Такой совет, достойный княгини, отозвался в мыслях ведальца детским лепетом.
– Твой Андрей ищет убить меня, – вынужденно признался он и рассказал всю историю, приключившуюся под Луцком.
– Ты! – воскликнула княгиня, едва дослушав. – Это ты спас его! Не взыщи! Андрей – смурый бирюк, не ведающий благодарности. Однако убить тебя… Не иначе половецкие шакалы замыслили. Андрей, даже люто ненавидя, не убьёт. Нет и нет, я знаю…
– О, княгиня! – тяжело вздохнул Род. – Однако наша ночь на исходе.
Он кинул взор в побуревшую от рассвета слюду окна.
Колымага сбавляла ход и внезапно замерла.

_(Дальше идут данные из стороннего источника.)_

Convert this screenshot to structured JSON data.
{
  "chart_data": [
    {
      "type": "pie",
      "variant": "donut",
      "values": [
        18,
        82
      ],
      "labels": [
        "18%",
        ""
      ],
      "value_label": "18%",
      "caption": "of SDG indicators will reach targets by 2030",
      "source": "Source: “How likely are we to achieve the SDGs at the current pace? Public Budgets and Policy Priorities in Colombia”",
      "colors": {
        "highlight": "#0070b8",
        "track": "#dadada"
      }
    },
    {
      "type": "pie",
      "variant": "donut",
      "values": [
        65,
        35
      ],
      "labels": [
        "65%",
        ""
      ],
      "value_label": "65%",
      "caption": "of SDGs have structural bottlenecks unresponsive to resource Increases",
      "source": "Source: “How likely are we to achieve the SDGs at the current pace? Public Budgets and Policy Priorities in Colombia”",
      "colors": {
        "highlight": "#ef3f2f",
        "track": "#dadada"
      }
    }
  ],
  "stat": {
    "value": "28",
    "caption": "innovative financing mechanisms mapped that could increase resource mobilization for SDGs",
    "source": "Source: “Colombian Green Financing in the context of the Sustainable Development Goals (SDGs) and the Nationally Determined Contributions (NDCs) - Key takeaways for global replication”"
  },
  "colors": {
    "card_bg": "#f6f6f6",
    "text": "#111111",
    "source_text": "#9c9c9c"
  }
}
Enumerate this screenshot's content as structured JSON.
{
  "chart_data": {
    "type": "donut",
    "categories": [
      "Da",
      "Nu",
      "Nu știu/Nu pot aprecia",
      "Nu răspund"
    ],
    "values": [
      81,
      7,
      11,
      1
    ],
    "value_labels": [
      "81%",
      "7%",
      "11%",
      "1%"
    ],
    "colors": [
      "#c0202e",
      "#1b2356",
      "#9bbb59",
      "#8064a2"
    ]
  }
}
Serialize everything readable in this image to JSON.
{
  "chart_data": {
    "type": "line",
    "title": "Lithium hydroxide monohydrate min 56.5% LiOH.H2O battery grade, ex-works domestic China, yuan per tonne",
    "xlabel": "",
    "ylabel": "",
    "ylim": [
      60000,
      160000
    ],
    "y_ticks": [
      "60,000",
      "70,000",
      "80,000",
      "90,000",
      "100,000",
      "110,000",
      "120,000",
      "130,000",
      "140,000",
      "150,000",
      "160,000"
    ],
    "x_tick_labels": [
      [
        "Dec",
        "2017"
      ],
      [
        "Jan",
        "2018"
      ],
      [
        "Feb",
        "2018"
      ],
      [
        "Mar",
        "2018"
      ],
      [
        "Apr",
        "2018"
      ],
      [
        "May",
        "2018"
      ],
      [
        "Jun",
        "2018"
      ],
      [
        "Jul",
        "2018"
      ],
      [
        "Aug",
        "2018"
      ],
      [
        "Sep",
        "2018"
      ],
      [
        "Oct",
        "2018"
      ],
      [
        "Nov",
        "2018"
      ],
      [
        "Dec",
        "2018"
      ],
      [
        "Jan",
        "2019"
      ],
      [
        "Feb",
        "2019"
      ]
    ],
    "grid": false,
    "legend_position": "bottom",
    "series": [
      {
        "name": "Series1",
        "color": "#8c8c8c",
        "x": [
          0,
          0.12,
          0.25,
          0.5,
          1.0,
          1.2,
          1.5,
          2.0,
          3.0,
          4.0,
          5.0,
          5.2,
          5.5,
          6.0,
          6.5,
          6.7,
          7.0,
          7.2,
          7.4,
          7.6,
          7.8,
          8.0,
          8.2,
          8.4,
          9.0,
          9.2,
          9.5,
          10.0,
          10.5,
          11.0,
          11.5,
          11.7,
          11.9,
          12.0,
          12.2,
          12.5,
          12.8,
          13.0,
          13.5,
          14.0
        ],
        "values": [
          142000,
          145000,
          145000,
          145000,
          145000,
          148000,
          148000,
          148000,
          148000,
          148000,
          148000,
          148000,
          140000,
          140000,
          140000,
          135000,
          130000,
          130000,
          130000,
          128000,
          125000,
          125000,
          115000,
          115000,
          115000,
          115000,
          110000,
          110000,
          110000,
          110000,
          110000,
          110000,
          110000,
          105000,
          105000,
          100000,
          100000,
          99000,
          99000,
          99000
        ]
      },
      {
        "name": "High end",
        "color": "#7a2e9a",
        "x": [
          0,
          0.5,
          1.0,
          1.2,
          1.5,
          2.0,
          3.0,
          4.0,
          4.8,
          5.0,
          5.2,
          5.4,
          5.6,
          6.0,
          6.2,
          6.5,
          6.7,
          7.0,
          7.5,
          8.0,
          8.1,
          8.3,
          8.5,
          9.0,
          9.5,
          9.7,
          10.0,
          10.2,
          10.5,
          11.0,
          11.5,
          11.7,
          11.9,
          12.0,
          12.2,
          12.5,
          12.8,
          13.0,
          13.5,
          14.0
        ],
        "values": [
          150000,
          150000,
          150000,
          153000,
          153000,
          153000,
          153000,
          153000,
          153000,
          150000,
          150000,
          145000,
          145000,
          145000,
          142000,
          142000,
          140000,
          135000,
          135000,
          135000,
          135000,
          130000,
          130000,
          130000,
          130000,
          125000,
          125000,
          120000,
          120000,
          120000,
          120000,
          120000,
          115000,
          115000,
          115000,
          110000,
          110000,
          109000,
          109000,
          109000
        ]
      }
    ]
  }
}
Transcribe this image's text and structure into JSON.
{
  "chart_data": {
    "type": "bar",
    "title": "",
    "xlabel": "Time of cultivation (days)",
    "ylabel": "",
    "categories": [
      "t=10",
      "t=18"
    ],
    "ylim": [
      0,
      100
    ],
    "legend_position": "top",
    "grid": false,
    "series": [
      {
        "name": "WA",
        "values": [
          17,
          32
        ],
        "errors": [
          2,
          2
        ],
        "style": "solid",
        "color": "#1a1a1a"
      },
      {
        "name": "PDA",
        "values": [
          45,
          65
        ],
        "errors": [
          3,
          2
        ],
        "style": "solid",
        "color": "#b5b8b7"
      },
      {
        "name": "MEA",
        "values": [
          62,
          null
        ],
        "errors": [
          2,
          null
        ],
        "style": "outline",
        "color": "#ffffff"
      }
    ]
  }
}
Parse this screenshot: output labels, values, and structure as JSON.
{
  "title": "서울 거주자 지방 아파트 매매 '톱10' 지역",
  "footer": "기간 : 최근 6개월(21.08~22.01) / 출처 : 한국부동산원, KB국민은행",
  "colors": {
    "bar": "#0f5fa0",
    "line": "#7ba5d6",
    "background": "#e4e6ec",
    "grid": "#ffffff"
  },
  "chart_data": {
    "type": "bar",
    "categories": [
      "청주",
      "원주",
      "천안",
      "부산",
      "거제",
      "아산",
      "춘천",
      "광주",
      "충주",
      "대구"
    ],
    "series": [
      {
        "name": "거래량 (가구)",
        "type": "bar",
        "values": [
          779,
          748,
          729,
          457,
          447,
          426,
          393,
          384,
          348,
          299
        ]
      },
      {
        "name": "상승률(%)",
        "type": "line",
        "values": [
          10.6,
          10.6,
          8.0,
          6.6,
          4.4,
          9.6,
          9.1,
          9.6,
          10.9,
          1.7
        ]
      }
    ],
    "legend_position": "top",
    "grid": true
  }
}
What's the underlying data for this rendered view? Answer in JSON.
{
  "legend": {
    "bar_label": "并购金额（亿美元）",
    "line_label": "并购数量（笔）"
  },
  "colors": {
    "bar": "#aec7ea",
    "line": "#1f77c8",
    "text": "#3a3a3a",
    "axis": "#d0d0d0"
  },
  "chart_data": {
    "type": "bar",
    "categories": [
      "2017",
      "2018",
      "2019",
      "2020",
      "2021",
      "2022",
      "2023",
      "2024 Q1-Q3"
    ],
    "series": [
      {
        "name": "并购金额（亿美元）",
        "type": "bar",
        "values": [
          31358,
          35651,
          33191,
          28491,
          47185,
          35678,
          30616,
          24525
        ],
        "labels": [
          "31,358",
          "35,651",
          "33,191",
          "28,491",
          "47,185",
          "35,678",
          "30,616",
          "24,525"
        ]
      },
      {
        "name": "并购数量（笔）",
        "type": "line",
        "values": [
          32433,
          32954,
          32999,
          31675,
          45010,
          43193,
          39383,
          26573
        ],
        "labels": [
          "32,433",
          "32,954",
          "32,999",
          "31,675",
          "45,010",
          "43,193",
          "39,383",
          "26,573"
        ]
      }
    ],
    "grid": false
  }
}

Тут же вне её послышались возня, ругань.
– Я те подменю упряжь, неплод[404] [404] НЕПЛОД – мужчина, у которого нет детей.
[Закрыть] постылый!
– Пошто лаешься, девья мать?
Нет, Улита не слышала этой отрыжки бытия. Она вся ушла в прощальный поцелуй с другом.
Покинув кареть, Род едва успел принять Катаношу от Якима, и поезд рванулся далее с обновлённой силой.
У первой переспы Киева мнимый охраныш отстал от него, как подранок от стаи.
Гудели колокола. Вновь запрудили улицу только что жавшиеся от княгинина поезда к стенам толпы кыян.
Род, храня одиночество, просочился сквозь толчею на свой Бабин торг к Заяцкому становищу.
– Эй! – окликнули его.
От воротной вереи отделился Первуха и кивком головы велел свернуть за угол.
– Тебя только что спрашивали княжьи обыщики.
– Чьи? – насторожился Род.
– Как их опознать? – развёл руками Первуха. – То ли Гюргиевы, то ли Андреевы.
– Как они досочились меня здесь спрашивать?
Шестопёр объяснил:
– Весьма просто. Ты под Луцком был с Вашковцом. Им ведомо, чей слуга Вашковец. Вот и явились к подворью Святослава Всеволодича. Я принуждён был назвать Заяцкое становище.
– Ты? Принуждён? Ты предал меня! – возмутился Род.
Шестопёр опустил повинную голову.
– Начистоту сказать, предал. Они грозились Мякушу с собой забрать, а меня заковать в железа. Как было молчать?
Род сжал плечо Первухи.
– Не взыщи за погрубину. Не стоит вашего счастья с Мякушей моя забубённая голова. Прощай, друже!
– Ты куда? Куда? – неслось ему вслед.
А он вёл свою Катаношу водком по безумным от Гюргиевых торжеств улицам. Шестопёр не стал его догонять. Предать предал против воли, да по собственному изволу предупредил об опасности. Берегущий Мякушу, однако, как прежде, смелый Первуха!
Куда было деться Роду? В калите, как при высадке у Мостквы-реки, гривна кун. В Новгородском конце становища не по карману. Разве что поприцениваться у Жидовских ворот? Там ночлег дешевле.
На каком-то из восьми торжищ Киева в красных рядах под имполой бесприютному преградила путь знакомая образина.
– Ай да встреча! – произнёс ражий половец по-кыпчакски, – Помнишь пир в Дубно, яшник покойного Тугоркана? Давай поздороваемся по-русски…
Он тянул руку, а на руке блеснул перстень с кровавым камнем. «Яхонт перстня – скляница с ядом», – подсказала память страшное предупреждение Кзы Род перехватил руку с перстнем возле локтя, так что кисть беспомощно повисла, и оттолкнул половца. Тот отлетел к прилавкам, дико крича. И тут бывший яшник заметил, что у прилавков изготовились соплеменники пострадавшего. Степняки подступали, потрясая оружием, как стая хана Кунуя. На сей раз местом схватки была не Дикая Степь. Род в мгновение ока сообразил, что его враги под покровом имполы, и он вне её и что этот край крытой торговой улицы держится на одном столбе, хотя и весьма внушительном. Отпустив Катаношу, Род обнял столб, потянул на себя, и крыша с грохотом рухнула, накрыв нападавших, а он с вывернутым столбом рухнул в противоположную сторону. Презирая ушибы, вскочил н седло.
– Ух-ух-ух-у-ух!
Кобылица вздыбилась и исчезла, раскидав прочь ошарашенных ротозеев.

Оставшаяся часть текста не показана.